1 A D E G I K L M R S T V W

Inferno 01 / 070-072

dante inferno 1

Nacqui sub Iulio, ancor che fosse tardi,
e vissi a Roma sotto ’l buono Augusto
nel tempo de li dèi falsi e bugiardi.

poetisch-elegant
Ich ward geboren unter Julius’ Stern, wenn auch spät,
und lebte zu Roms Zeit des edlen Augustus,
da noch die falschen, trügenden Götter verehrt wurden.

wörtlich-nah
Ich wurde geboren unter Julius, wenn auch spät,
und lebte in Rom unter dem guten Augustus,
in der Zeit der trügerischen und falschen Götter.

dramatisierend-historisch
Geboren ward ich unter Julius – wenn auch gegen das Ende –,
lebte in Rom, als Augustus gerecht regierte,
in jener Ära, da noch trügerische Götzen das Volk täuschten.

Philologisch-sprachlich

• "sub Iulio" – lateinisches Idiom („unter Julius“), meint den Zeitraum der Herrschaft Julius Cäsars. Doch „ancor che fosse tardi“ zeigt an, dass Vergil zwar in dieser Ära geboren wurde, aber spät – Cäsar wurde 44 v. Chr. ermordet, Vergil wurde 70 v. Chr. geboren. Hier scheint Dante poetische Freiheit zu nutzen: entweder verwechselt er die chronologische Reihenfolge oder meint symbolisch das Ende dieser Epoche.
• "buono Augusto" – Augustus (Octavian) wird als „der Gute“ bezeichnet. Dante nimmt damit Bezug auf die pax augusta und idealisiert die römische Ordnung.
• "dèi falsi e bugiardi" – „falsche und lügenhafte Götter“: ein typisch mittelalterlich-christliches Verdikt über die antiken Götter, hier vollständig unter der Perspektive christlicher Wahrheit verurteilt. „bugiardi“ (Lügner) betont die Täuschung durch heidnische Religion.

Historisch

• Vergil (70–19 v.
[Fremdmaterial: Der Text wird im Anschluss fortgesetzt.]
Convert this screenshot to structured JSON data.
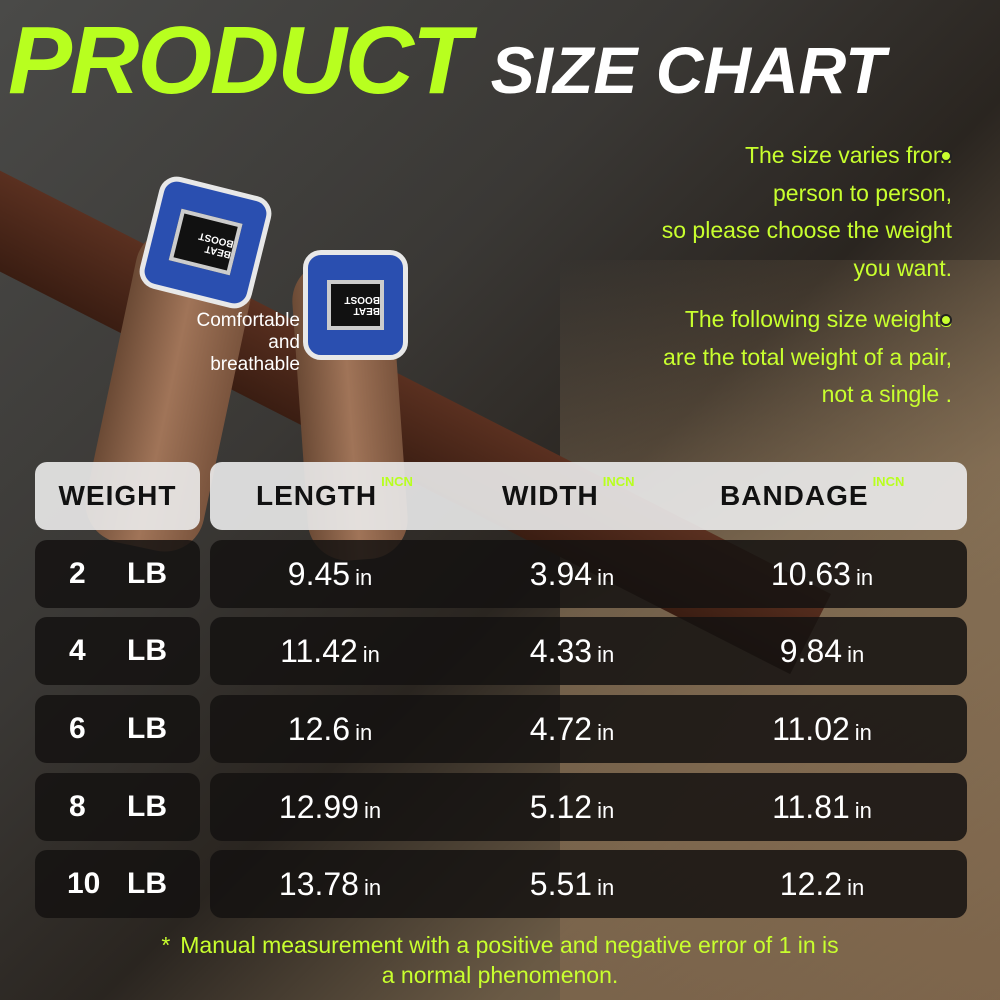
{
  "title": {
    "part1": "PRODUCT",
    "part2": "SIZE CHART"
  },
  "notes": [
    "The size varies from",
    "person to person,",
    "so please choose the weight",
    "you want.",
    "The following size weights",
    "are the total weight of a pair,",
    "not a single ."
  ],
  "feature_label": [
    "Comfortable",
    "and",
    "breathable"
  ],
  "brand_logo": "BEAT BOOST",
  "accent_color": "#b8ff1f",
  "table": {
    "headers": {
      "weight": "WEIGHT",
      "length": "LENGTH",
      "width": "WIDTH",
      "bandage": "BANDAGE",
      "unit": "INCN"
    },
    "value_unit": "in",
    "rows": [
      {
        "num": "2",
        "lb": "LB",
        "length": "9.45",
        "width": "3.94",
        "bandage": "10.63"
      },
      {
        "num": "4",
        "lb": "LB",
        "length": "11.42",
        "width": "4.33",
        "bandage": "9.84"
      },
      {
        "num": "6",
        "lb": "LB",
        "length": "12.6",
        "width": "4.72",
        "bandage": "11.02"
      },
      {
        "num": "8",
        "lb": "LB",
        "length": "12.99",
        "width": "5.12",
        "bandage": "11.81"
      },
      {
        "num": "10",
        "lb": "LB",
        "length": "13.78",
        "width": "5.51",
        "bandage": "12.2"
      }
    ]
  },
  "footnote": {
    "star": "*",
    "line1": "Manual measurement with a positive and negative error of 1 in is",
    "line2": "a normal phenomenon."
  }
}
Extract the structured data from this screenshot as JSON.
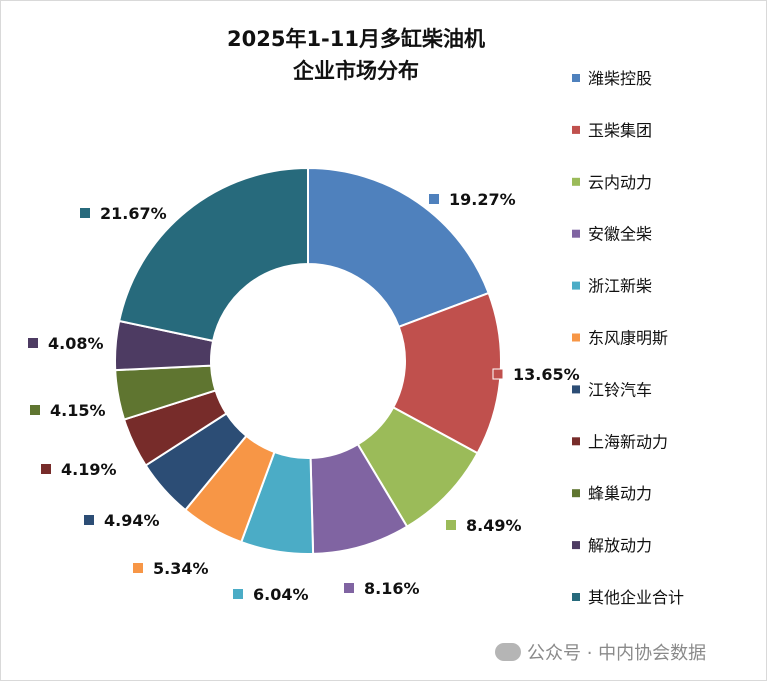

Chr.) wurde tatsächlich zu Lebzeiten Julius Cäsars geboren, lebte aber den Großteil seines Lebens unter Augustus. Er war ein zentraler Dichter des augusteischen Zeitalters und propagierte in der Aeneis die ideologische Legitimation für Augustus’ Herrschaft.
• Dante setzt den Sprecher bewusst in diese Zeit, um Vergil als Repräsentanten des höchsten vorchristlichen Humanismus zu präsentieren – ein virtuous pagan, der im Limbo wohnt.

Theologisch

• Die „Zeit der falschen und lügenhaften Götter“ verweist auf den Zustand der Welt vor der Offenbarung Christi. Dante folgt hier der christlichen Überzeugung, dass alle Religionen vor Christus im Irrtum lebten, selbst wenn sie tugendhafte Ethik lehrten (wie etwa Stoizismus oder platonische Philosophie).
• Dies spiegelt Augustinus' Position wider: die heidnischen Religionen sind nicht nur falsch, sondern dämonisch inspiriert (De civitate Dei). Dennoch ist Augustus bei Dante „gut“ – eine Ambivalenz, die Dantes Verhältnis zur paganitas zeigt: ethisch schätzenswert, aber theologisch unzureichend.

Literarisch-symbolisch

Diese Passage positioniert Vergil zwischen zwei Welten:
• Einerseits: Römischer Glanz, philosophische Tugend, poetische Größe.
• Andererseits: Verdammte Zeit, da ohne christliche Wahrheit.
• Vergil als Führer Dantes verkörpert die ratio, die Vernunft. Sie kann den Menschen bis zum Purgatorium führen, aber nicht bis zur visionären Schau Gottes (dafür braucht es Beatrice, Gnade, Theologie).
• Der Verweis auf „dèi falsi e bugiardi“ bereitet somit auch die Übergabe des Menschen von Philosophie zu Theologie vor – ein zentrales Motiv der gesamten Commedia.

Fazit

Diese drei Verse verdichten auf engem Raum:
• Dantes Bewunderung für Vergil,
• seine christlich geprägte Sicht auf die Antike,
• die Spannung zwischen ethischer Größe und theologischer Verlorenheit,
• sowie die chronologische Positionierung Vergils als Mittlerfigur zwischen Heidentum und Christentum.